3. The next plea is taken from the kindness God had for and the covenant he made with his servant David (Ps. 89:49): “Lord, where are thy former lovingkindnesses, which thou showedst, nay, which thou swaredst, to David in thy truth? Wilt thou fail of doing what thou hast promised? Wilt thou undo what thou hast done? Art not thou still the same? Why then may not we have the benefit of the former sure mercies of David?” God’s unchangeableness and faithfulness assure us that God will not cast off those whom he has chosen and covenanted with.

4. The last plea is taken from the insolence of the enemies and the indignity done to God’s anointed (Ps. 89:50, 51): “Remember, Lord, the reproach, and let it be rolled away from us and returned upon our enemies.” (1.) They were God’s servants that were reproached, and the abuses done to them reflected upon their master, especially since it was for serving him that they were reproached. (2.) The reproach cast upon God’s servants was a very grievous burden to all that were concerned for the honour of God: “I bear in my bosom the reproach of all the mighty people, and am even overwhelmed with it; it is what I lay much to heart and can scarcely keep up my spirits under the weight of.” (3.) “They are thy enemies who do thus reproach us; and wilt thou not appear against them as such?” (4.) They have reproached the footsteps of thy anointed.
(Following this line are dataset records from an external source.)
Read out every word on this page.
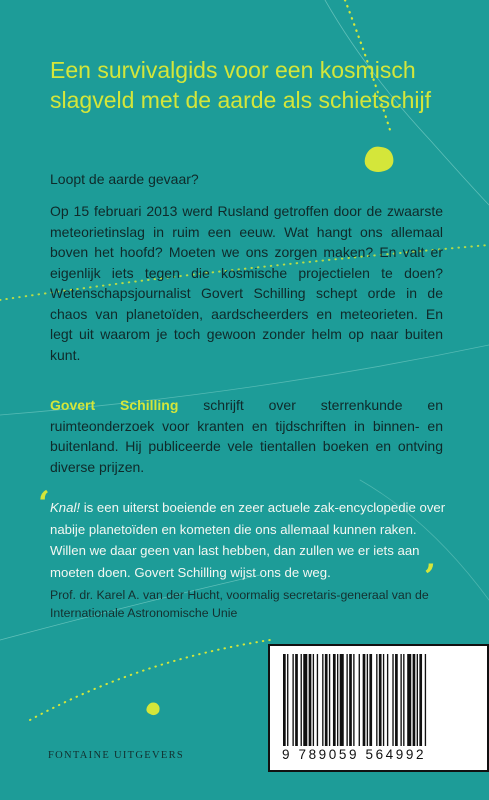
Een survivalgids voor een kosmisch slagveld met de aarde als schietschijf

Loopt de aarde gevaar?

Op 15 februari 2013 werd Rusland getroffen door de zwaarste meteorietinslag in ruim een eeuw. Wat hangt ons allemaal boven het hoofd? Moeten we ons zorgen maken? En valt er eigenlijk iets tegen die kosmische projectielen te doen? Wetenschapsjournalist Govert Schilling schept orde in de chaos van planetoïden, aardscheerders en meteorieten. En legt uit waarom je toch gewoon zonder helm op naar buiten kunt.

Govert Schilling schrijft over sterrenkunde en ruimteonderzoek voor kranten en tijdschriften in binnen- en buitenland. Hij publiceerde vele tientallen boeken en ontving diverse prijzen.

‘ Knal! is een uiterst boeiende en zeer actuele zak-encyclopedie over nabije planetoïden en kometen die ons allemaal kunnen raken. Willen we daar geen van last hebben, dan zullen we er iets aan moeten doen. Govert Schilling wijst ons de weg.	’

Prof. dr. Karel A. van der Hucht, voormalig secretaris-generaal van de Internationale Astronomische Unie

9 789059 564992

FONTAINE UITGEVERS
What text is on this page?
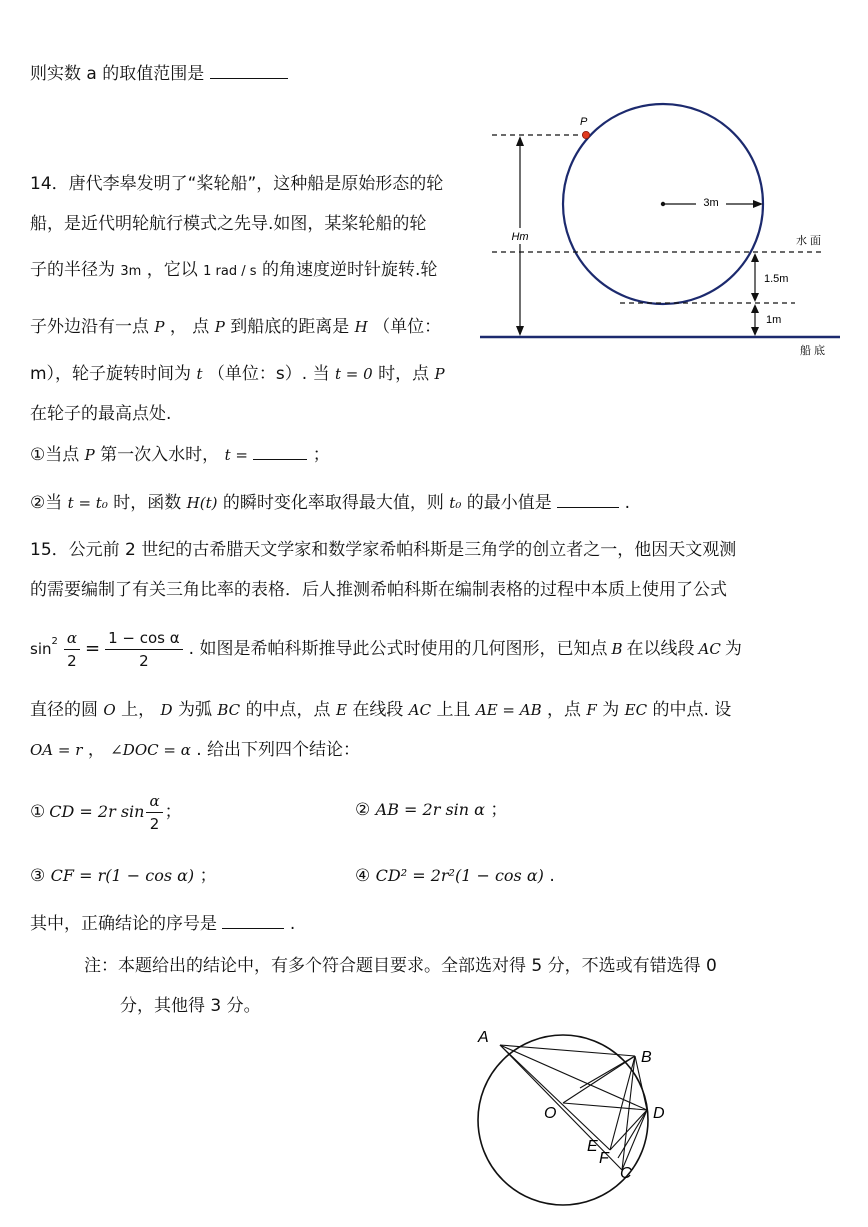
则实数 a 的取值范围是
14．唐代李皋发明了“桨轮船”，这种船是原始形态的轮
船，是近代明轮航行模式之先导.如图，某桨轮船的轮
子的半径为 3m ，它以 1 rad / s 的角速度逆时针旋转.轮
子外边沿有一点 P ， 点 P 到船底的距离是 H （单位：
m），轮子旋转时间为 t （单位：s）. 当 t = 0 时，点 P
在轮子的最高点处.
①当点 P 第一次入水时， t =	；
②当 t = t₀ 时，函数 H(t) 的瞬时变化率取得最大值，则 t₀ 的最小值是	.
Hm
3m
P
1.5m
1m
水 面
船 底
15．公元前 2 世纪的古希腊天文学家和数学家希帕科斯是三角学的创立者之一，他因天文观测
的需要编制了有关三角比率的表格．后人推测希帕科斯在编制表格的过程中本质上使用了公式
$\sin^2 \frac{\alpha}{2} = \frac{\text{1 − cos α}}{2}$ . 如图是希帕科斯推导此公式时使用的几何图形，已知点 B 在以线段 AC 为
直径的圆 O 上， D 为弧 BC 的中点，点 E 在线段 AC 上且 AE = AB ，点 F 为 EC 的中点. 设
OA = r ， ∠DOC = α . 给出下列四个结论：
① CD = 2r $\sin \frac{\alpha}{2}$ ；	② AB = 2r sin α ；
③ CF = r(1 − cos α) ；	④ CD² = 2r²(1 − cos α) .
其中，正确结论的序号是	.
注：本题给出的结论中，有多个符合题目要求。全部选对得 5 分，不选或有错选得 0
分，其他得 3 分。
A
B
O	D
E
F
C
They reflected upon all the steps which the king had taken in the course of his administration, tracked him in all his motions, that they might make invidious remarks upon every thing he had said and done. Or, if we may apply it to Christ, the Lord’s Messiah, they reproached the Jews with his footsteps, the slowness of his coming. They have reproached the delays of the Messiah; so Dr. Hammond. They called him, He that should come; but, because he had not yet come, because he did not now come to deliver them out of the hands of their enemies, when they had none to deliver them, they told them he would never come, they must give over looking for him. The scoffers of the latter days do, in like manner, reproach the footsteps of the Messiah when they ask, Where is the promise of his coming? 2 Pet. 3:3, 4. The reproaching of the footsteps of the anointed some refer to the serpent’s bruising the heel of the seed of the woman, or to the sufferings of Christ’s followers, who tread in his footsteps, and are reproached for his name’s sake.

III. The psalm concludes with praise, even after this sad complaint (Ps. 89:52): Blessed be the Lord for evermore, Amen, and amen. Thus he confronts the reproaches of his enemies. The more others blaspheme God the more we should bless him. Thus he corrects his own complaints, chiding himself for quarrelling with God’s providences and questioning his promises; let both these sinful passions be silenced with the praises of God. However it be, yet God is good, and we will never think hardly of him; God is true, and we will never distrust him. Though the glory of David’s house be stained and sullied, this shall be our comfort, that God is blessed for ever, and his glory cannot be eclipsed. If we would have the comfort of the stability of God’s promise, we must give him the praise of it; in blessing God, we encourage ourselves. Here is a double Amen, according to the double signification. Amen—so it is, God is blessed for ever. Amen—be it so, let God be blessed for ever. He began the psalm with thanksgiving, before he made his complaint (Ps. 89:1); and now he concludes it with a doxology. Those who give God thanks for what he has done may give him thanks also for what he will do; God will follow those with his mercies who, in a right manner, follow him with their praises.